En aquel país las tardes solían tener un color violáceo bellísimo, el sol suspendido entre nubes y las nubes detenidas entre la luz y la sombra, esperando a que yo acabara de mirarlas. Después pude disfrutar con toda la familia. Los niños iban y venían trayéndome cosas que arrastraban con hilos de magia, corrían hasta el umbral para hacerse mayores pero volvían más niños aún, señalando con los dedos los porqués. La ausencia de dolor en aquel país era tan presente que al dolor nadie lo nombraba jamás, ni siquiera para recordarlo en el pasado porque nadie sabía muy bien cómo había sido el dolor, ni tampoco el olvido, ni la separación, porque la sensación que hay es que de este país uno no ha salido nunca, ni existe otra cosa, ni la hubo, ni la volverá a haber, y hay un gran sosiego de seguridad en el que los limites se pierden, y uno va caminando entre los niños y los mayores, y el primer amor y los amigos y mi madre y las charlas con mi padre, y el campo va oscureciéndose sin notar en qué día se está porque no hay día, tan sólo una luz que es la misma con la que hemos soñado siempre, una luz que se adelgaza en el horizonte y que siempre quisimos retener.
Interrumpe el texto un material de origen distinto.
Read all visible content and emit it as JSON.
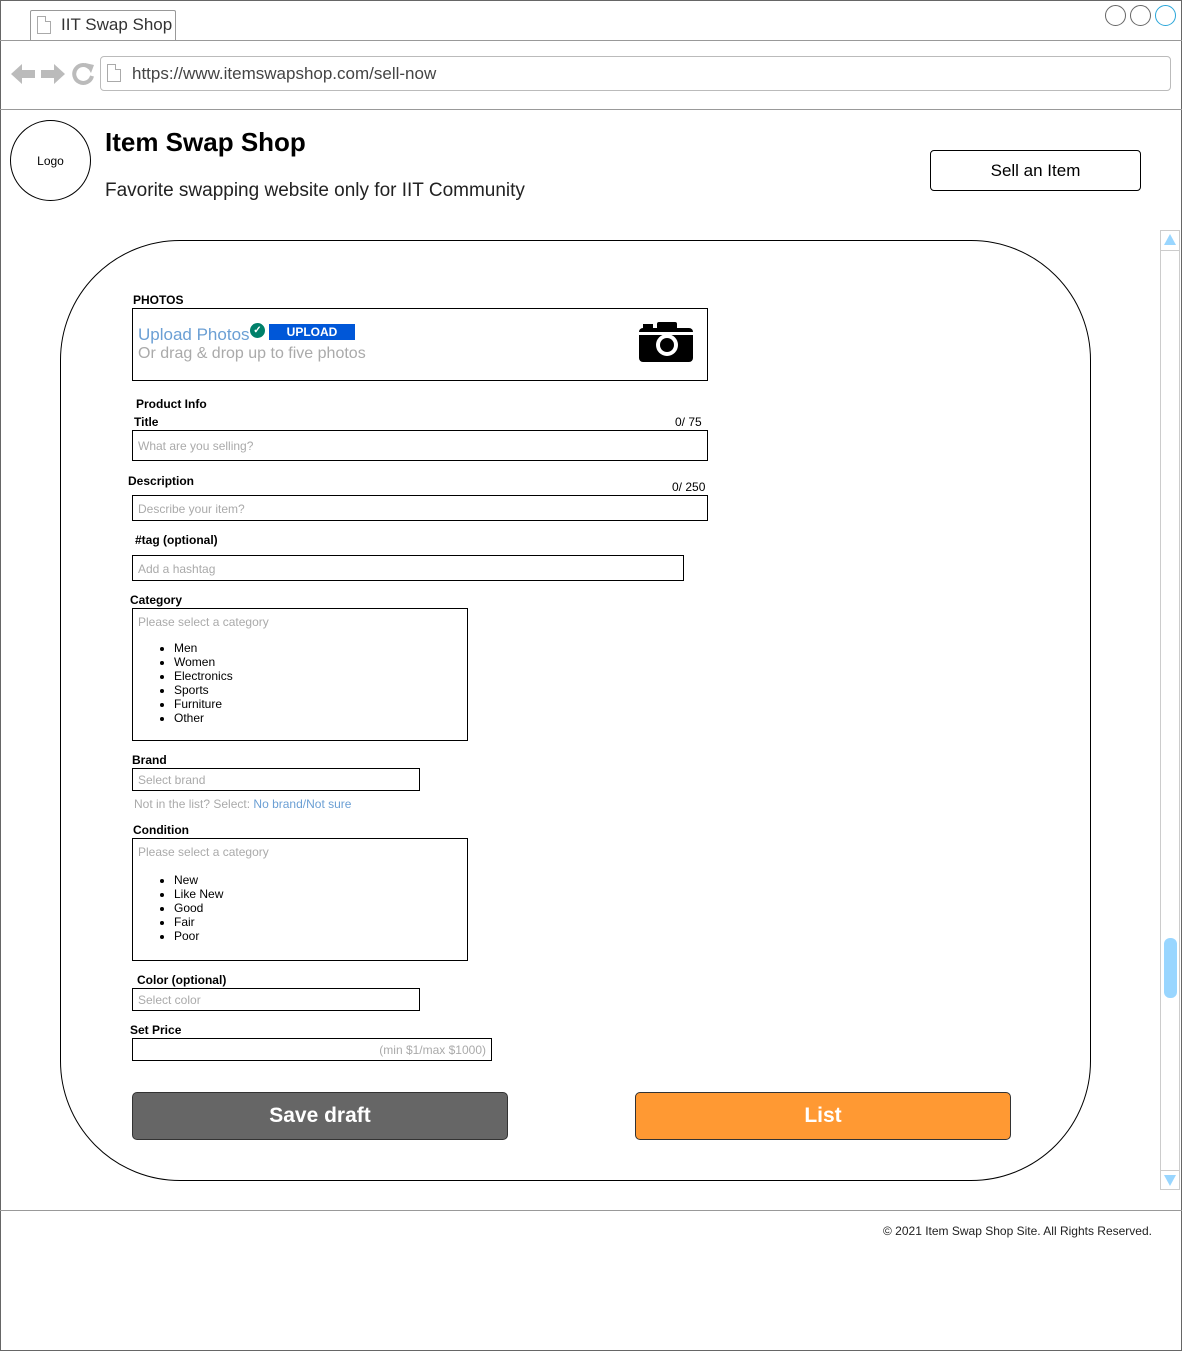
{
  "browser": {
    "tab_title": "IIT Swap Shop",
    "url": "https://www.itemswapshop.com/sell-now"
  },
  "header": {
    "logo_text": "Logo",
    "site_title": "Item Swap Shop",
    "subtitle": "Favorite swapping website only for IIT Community",
    "sell_button": "Sell an Item"
  },
  "form": {
    "photos": {
      "label": "PHOTOS",
      "upload_link": "Upload Photos",
      "upload_button": "UPLOAD",
      "hint": "Or drag & drop up to five photos"
    },
    "product_info_label": "Product Info",
    "title": {
      "label": "Title",
      "counter": "0/ 75",
      "placeholder": "What are you selling?"
    },
    "description": {
      "label": "Description",
      "counter": "0/ 250",
      "placeholder": "Describe your item?"
    },
    "tag": {
      "label": "#tag (optional)",
      "placeholder": "Add a hashtag"
    },
    "category": {
      "label": "Category",
      "placeholder": "Please select a category",
      "options": [
        "Men",
        "Women",
        "Electronics",
        "Sports",
        "Furniture",
        "Other"
      ]
    },
    "brand": {
      "label": "Brand",
      "placeholder": "Select brand",
      "hint": "Not in the list? Select:",
      "hint_link": "No brand/Not sure"
    },
    "condition": {
      "label": "Condition",
      "placeholder": "Please select a category",
      "options": [
        "New",
        "Like New",
        "Good",
        "Fair",
        "Poor"
      ]
    },
    "color": {
      "label": "Color (optional)",
      "placeholder": "Select color"
    },
    "price": {
      "label": "Set Price",
      "placeholder": "(min $1/max $1000)"
    },
    "save_button": "Save draft",
    "list_button": "List"
  },
  "footer": {
    "copyright": "© 2021 Item Swap Shop Site. All Rights Reserved."
  },
  "colors": {
    "link": "#6b9fd4",
    "upload_button": "#0057d8",
    "check": "#00806a",
    "save_button": "#666666",
    "list_button": "#ff9933",
    "scrollbar": "#99d6ff"
  }
}
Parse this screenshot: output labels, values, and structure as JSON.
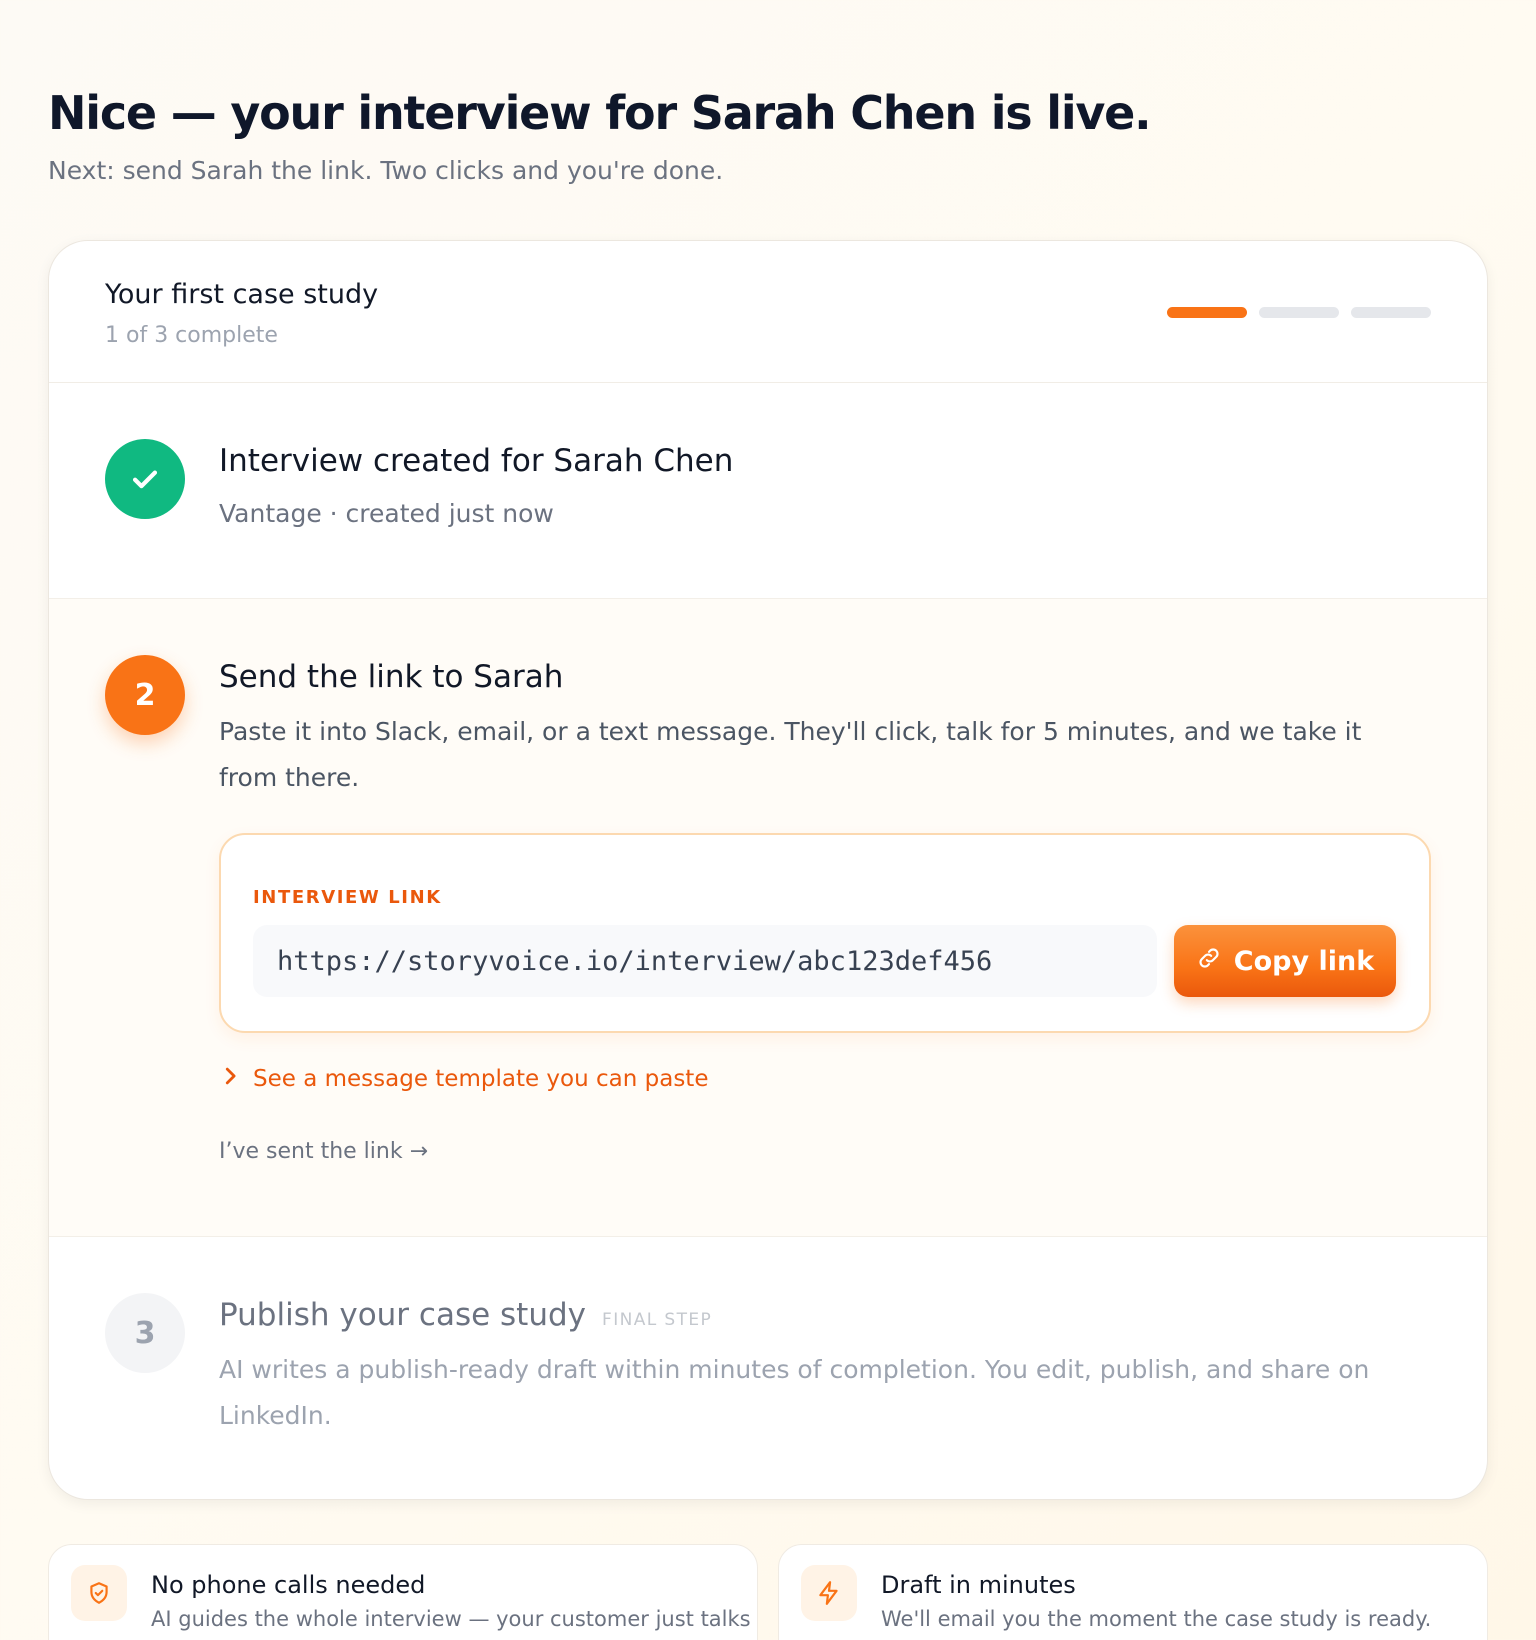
{
  "header": {
    "title": "Nice — your interview for Sarah Chen is live.",
    "subtitle": "Next: send Sarah the link. Two clicks and you're done."
  },
  "card": {
    "title": "Your first case study",
    "progress_text": "1 of 3 complete",
    "progress": {
      "completed": 1,
      "total": 3
    },
    "accent_color": "#f97316",
    "success_color": "#10b981"
  },
  "steps": [
    {
      "title": "Interview created for Sarah Chen",
      "meta": "Vantage · created just now",
      "status": "complete"
    },
    {
      "number": "2",
      "title": "Send the link to Sarah",
      "description": "Paste it into Slack, email, or a text message. They'll click, talk for 5 minutes, and we take it from there.",
      "status": "current",
      "link_label": "INTERVIEW LINK",
      "link_value": "https://storyvoice.io/interview/abc123def456",
      "copy_label": "Copy link",
      "template_label": "See a message template you can paste",
      "sent_label": "I’ve sent the link →"
    },
    {
      "number": "3",
      "title": "Publish your case study",
      "tag": "FINAL STEP",
      "description": "AI writes a publish-ready draft within minutes of completion. You edit, publish, and share on LinkedIn.",
      "status": "upcoming"
    }
  ],
  "features": [
    {
      "icon": "shield-check-icon",
      "title": "No phone calls needed",
      "description": "AI guides the whole interview — your customer just talks"
    },
    {
      "icon": "lightning-icon",
      "title": "Draft in minutes",
      "description": "We'll email you the moment the case study is ready."
    }
  ]
}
Luego vinieron los viajes en aquel país. Las carreteras, como ya en otras ocasiones he explicado, tienen aquí la sorpresa del riesgo, pero es un riesgo aventurado y sin peligro, el punto de emoción por descubrir un nuevo paisaje, sobre todo cuando cada estrella es un ángel y de los árboles van cayendo angelillos arracimados y el polen es una seda de ángeles transparentes
También en aquel país los objetos ruedan con sonidos que nunca revelaron antes, como la fidelidad anillada que lleva mi mujer en el dedo y que giró como un espejo, y entraron y salieron de ella conversaciones que habíamos tenido los dos, cuando hablábamos de nuestro futuro y hacíamos planes para desempolvarlos de la fatiga.

También vi en aquel país los artesonados de las nubes en tempestad y el trazo del arco iris, una media luna hecha de música en donde cada color era un sentimiento y la franja del arco iris tenía una balaustrada donde estuvimos apoyados toda la tarde viendo pasar los siglos

José Julio Perlado

( Imágenes— 1- Gabar Jonas/ 2-Robert Mccall/ 3-Ibex nebula/ 4- foto Andrew Council- the new york times/ 5- Foto NASA- Science institute- the new york times)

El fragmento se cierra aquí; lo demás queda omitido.